Na pandemia, a Ciência deu uma resposta importante: as vacinas.
A Ciência fez, de facto, as vacinas, que são o melhor que poderia acontecer–nos. Agora, pensar como se fabricam, como se distribuem, como se administram, se devemos comprá-las em Inglaterra ou na Rússia… Isso não é a Ciência que tem de dizer. Preocupa–me que a Ciência se tenha convertido numa espécie de nova divindade.
Mas a Ciência também deve ter preocupações éticas.
A Ciência existe para conhecer, para saber como se desenvolvem os embriões, por exemplo. O que fazemos com os embriões? A Ciência não tem nada que dizer sobre o aborto, apenas estuda como se desenvolve o embrião no útero. A mesma coisa para a modificação dos genomas. Há quem diga que nem o tomate se deve modificar. Também há quem argumente com as quotas de mercado da União Europeia. Pois bem, o que é que isso tem que ver com a Ciência? A Ciência não tem nada a dizer sobre a maior parte das coisas da vida, nem toma decisões pelos seres humanos.
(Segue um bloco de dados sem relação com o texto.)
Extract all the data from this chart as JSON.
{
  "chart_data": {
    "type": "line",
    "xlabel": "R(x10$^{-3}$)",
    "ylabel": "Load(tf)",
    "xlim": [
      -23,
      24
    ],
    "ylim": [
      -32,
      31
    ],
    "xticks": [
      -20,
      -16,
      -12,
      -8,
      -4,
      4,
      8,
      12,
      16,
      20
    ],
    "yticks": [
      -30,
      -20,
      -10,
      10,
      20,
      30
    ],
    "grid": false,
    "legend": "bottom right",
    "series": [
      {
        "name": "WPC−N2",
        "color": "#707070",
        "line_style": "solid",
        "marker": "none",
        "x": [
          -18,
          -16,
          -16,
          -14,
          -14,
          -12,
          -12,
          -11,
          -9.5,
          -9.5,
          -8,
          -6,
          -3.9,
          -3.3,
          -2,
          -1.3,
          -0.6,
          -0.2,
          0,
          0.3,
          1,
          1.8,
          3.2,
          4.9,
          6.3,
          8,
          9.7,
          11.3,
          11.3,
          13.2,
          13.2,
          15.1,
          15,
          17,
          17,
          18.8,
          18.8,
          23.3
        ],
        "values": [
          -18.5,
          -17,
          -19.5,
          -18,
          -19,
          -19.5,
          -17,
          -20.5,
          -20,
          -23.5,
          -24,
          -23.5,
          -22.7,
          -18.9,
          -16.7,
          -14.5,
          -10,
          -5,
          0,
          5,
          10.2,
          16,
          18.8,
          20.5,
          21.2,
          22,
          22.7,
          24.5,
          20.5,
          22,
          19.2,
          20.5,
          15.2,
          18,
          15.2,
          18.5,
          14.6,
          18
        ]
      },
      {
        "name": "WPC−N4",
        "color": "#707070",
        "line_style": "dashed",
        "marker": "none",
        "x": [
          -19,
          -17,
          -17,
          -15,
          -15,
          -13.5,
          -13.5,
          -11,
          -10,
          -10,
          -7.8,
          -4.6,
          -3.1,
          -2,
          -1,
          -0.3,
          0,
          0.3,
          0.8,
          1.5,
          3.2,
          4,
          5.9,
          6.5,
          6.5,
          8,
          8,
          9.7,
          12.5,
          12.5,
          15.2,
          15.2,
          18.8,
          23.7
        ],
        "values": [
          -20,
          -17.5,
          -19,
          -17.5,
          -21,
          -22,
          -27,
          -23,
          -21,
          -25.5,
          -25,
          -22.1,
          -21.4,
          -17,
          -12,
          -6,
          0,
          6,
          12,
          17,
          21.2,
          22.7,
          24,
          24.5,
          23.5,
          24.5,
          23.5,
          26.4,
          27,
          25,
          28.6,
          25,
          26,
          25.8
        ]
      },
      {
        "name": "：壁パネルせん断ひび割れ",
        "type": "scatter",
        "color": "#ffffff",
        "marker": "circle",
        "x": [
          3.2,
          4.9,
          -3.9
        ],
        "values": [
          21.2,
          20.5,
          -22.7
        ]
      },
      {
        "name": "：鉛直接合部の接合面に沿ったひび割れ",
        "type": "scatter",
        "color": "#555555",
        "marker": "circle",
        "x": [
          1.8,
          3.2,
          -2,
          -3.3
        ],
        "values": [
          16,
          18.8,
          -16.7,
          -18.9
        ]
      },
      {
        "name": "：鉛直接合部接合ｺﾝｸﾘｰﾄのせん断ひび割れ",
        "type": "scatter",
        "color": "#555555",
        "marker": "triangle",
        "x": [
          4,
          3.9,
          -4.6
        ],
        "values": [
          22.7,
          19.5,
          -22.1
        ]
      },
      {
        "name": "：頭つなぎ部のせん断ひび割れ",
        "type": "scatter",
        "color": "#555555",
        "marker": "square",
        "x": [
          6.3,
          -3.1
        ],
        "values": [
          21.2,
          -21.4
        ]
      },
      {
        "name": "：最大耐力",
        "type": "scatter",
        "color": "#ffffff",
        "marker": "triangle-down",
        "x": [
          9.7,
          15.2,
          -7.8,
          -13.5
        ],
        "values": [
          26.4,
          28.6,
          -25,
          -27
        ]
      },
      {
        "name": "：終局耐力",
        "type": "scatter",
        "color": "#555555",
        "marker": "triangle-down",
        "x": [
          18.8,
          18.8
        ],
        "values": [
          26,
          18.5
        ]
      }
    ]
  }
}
Só tem um propósito: entender como funciona o mundo. Não sou partidário de se santificar a Ciência porque considero que a Ciência se constrói sobre o debate e a discussão.
No caso da pandemia, esse debate e essa discussão nem sempre foram compreendidos. E, em alguns momentos, houve quem tivesse vaticinado: a Ciência errou.
Sim, durante meses, disse-se que o vírus se transmitia por contacto. Agora já sabemos que não, a Ciência enganou-se. O vírus apenas se transmite pelo ar. Aprendemos isso e agora já o sabemos. Não é grave, é assim que funciona a Ciência: vai-se aproximando dos problemas.
O que pensa dos movimentos negacionistas?
É como se não existissem. No caso da vacina, por exemplo, são muito poucos os que não querem vacinar-se. Como fenómeno psicológico ou sociológico, pode ser interessante entender as razões dessas pessoas, mas não são um problema. Nem vale a pena dedicar-lhes tempo.